Interestingly, it affects all versions of Windows, except for Windows Server 2003 — ironic, because this is the version of the operating system that is set for retirement very soon.

Anyway, this is a glitch in Microsoft OLE (Object Linking and Embedding) technology. A rather serious one at that in the sense that it allows attackers the power of remote code execution.

Microsoft is expected to provide a patch, though it is not known whether it would be released on Update Tuesday or out-of-band. Since this is a serious vulnerability, chances are we might get one as soon as the company develops and tests a fix.

Redmond has provided this security advisory, though.

And the company says that it is aware of limited, target attacks against select computers. Cyber espionage, perhaps?

The flaw has been labeled (CVE-2014-6352), and Microsoft says that this vulnerability is exploited through PowerPoint documents — OLE is widely used on Microsoft Office in order to create and edit data with information in multiple formats.

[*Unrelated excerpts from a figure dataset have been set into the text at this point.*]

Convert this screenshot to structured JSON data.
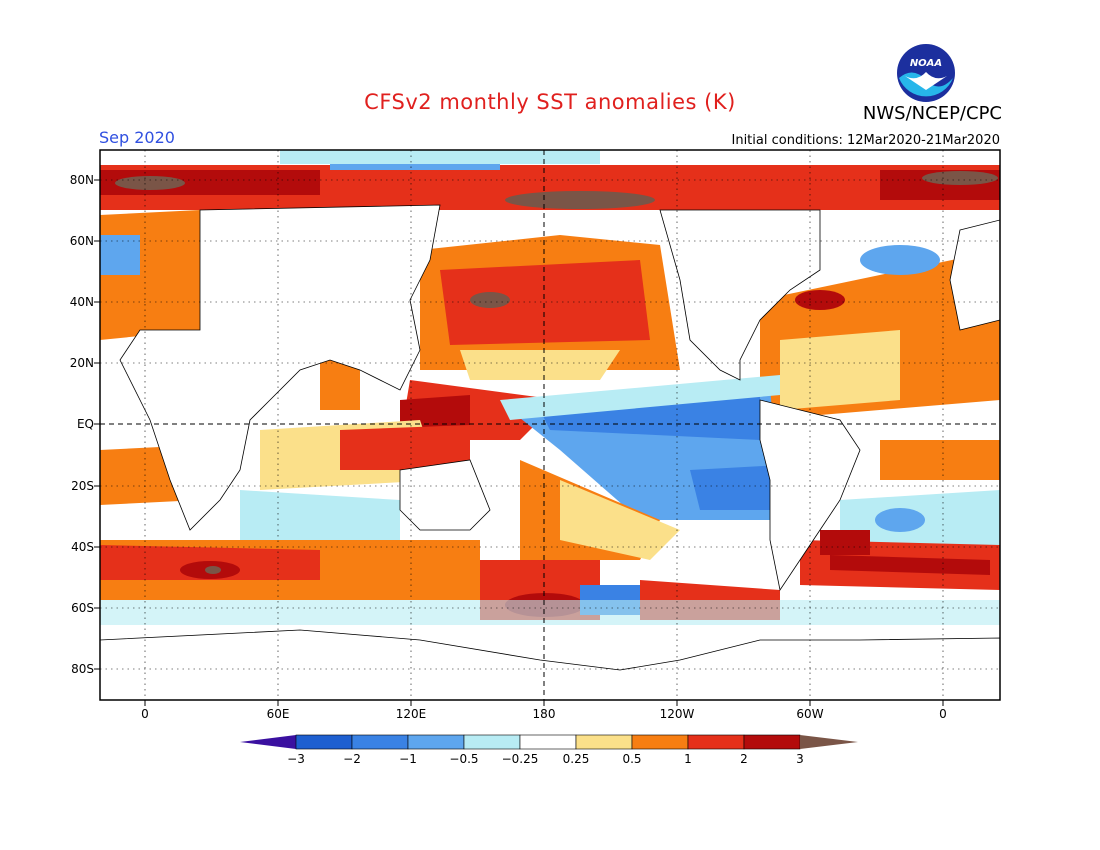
{
  "header": {
    "title": "CFSv2 monthly SST anomalies (K)",
    "org": "NWS/NCEP/CPC",
    "logo_text": "NOAA",
    "month": "Sep 2020",
    "initial_conditions": "Initial conditions: 12Mar2020-21Mar2020"
  },
  "lat_labels": [
    "80N",
    "60N",
    "40N",
    "20N",
    "EQ",
    "20S",
    "40S",
    "60S",
    "80S"
  ],
  "lon_labels": [
    "0",
    "60E",
    "120E",
    "180",
    "120W",
    "60W",
    "0"
  ],
  "colorbar": {
    "levels": [
      "-3",
      "-2",
      "-1",
      "-0.5",
      "-0.25",
      "0.25",
      "0.5",
      "1",
      "2",
      "3"
    ],
    "colors": [
      "#3a10a0",
      "#1e5fd0",
      "#3a82e4",
      "#5ea6ee",
      "#b8ecf4",
      "#ffffff",
      "#fbe08a",
      "#f77e12",
      "#e5301a",
      "#b30b0b",
      "#7a5547"
    ]
  },
  "palette": {
    "strong_warm": "#b30b0b",
    "warm": "#e5301a",
    "mild_warm": "#f77e12",
    "slight_warm": "#fbe08a",
    "slight_cool": "#b8ecf4",
    "mild_cool": "#5ea6ee",
    "cool": "#3a82e4",
    "extreme_warm": "#7a5547"
  }
}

Microsoft has also rolled out a Fix It solution that takes care of this PowerPoint attack on most Office suites. However, the 64-bit versions of PowerPoint on Windows 8, 8.1, Windows Server 2012, and Server 2012 R2 are not covered with this workaround.

Which ultimately makes it somewhat limited.

Worryingly, as reported here by McAfee, attackers are still exploiting the OLE packager weakness, the result of which is that a second zero-day has been leveraged, one that goes as (CVE-2014-6352).

Fingers crossed for a quick solution from Microsoft on this pressing security concern.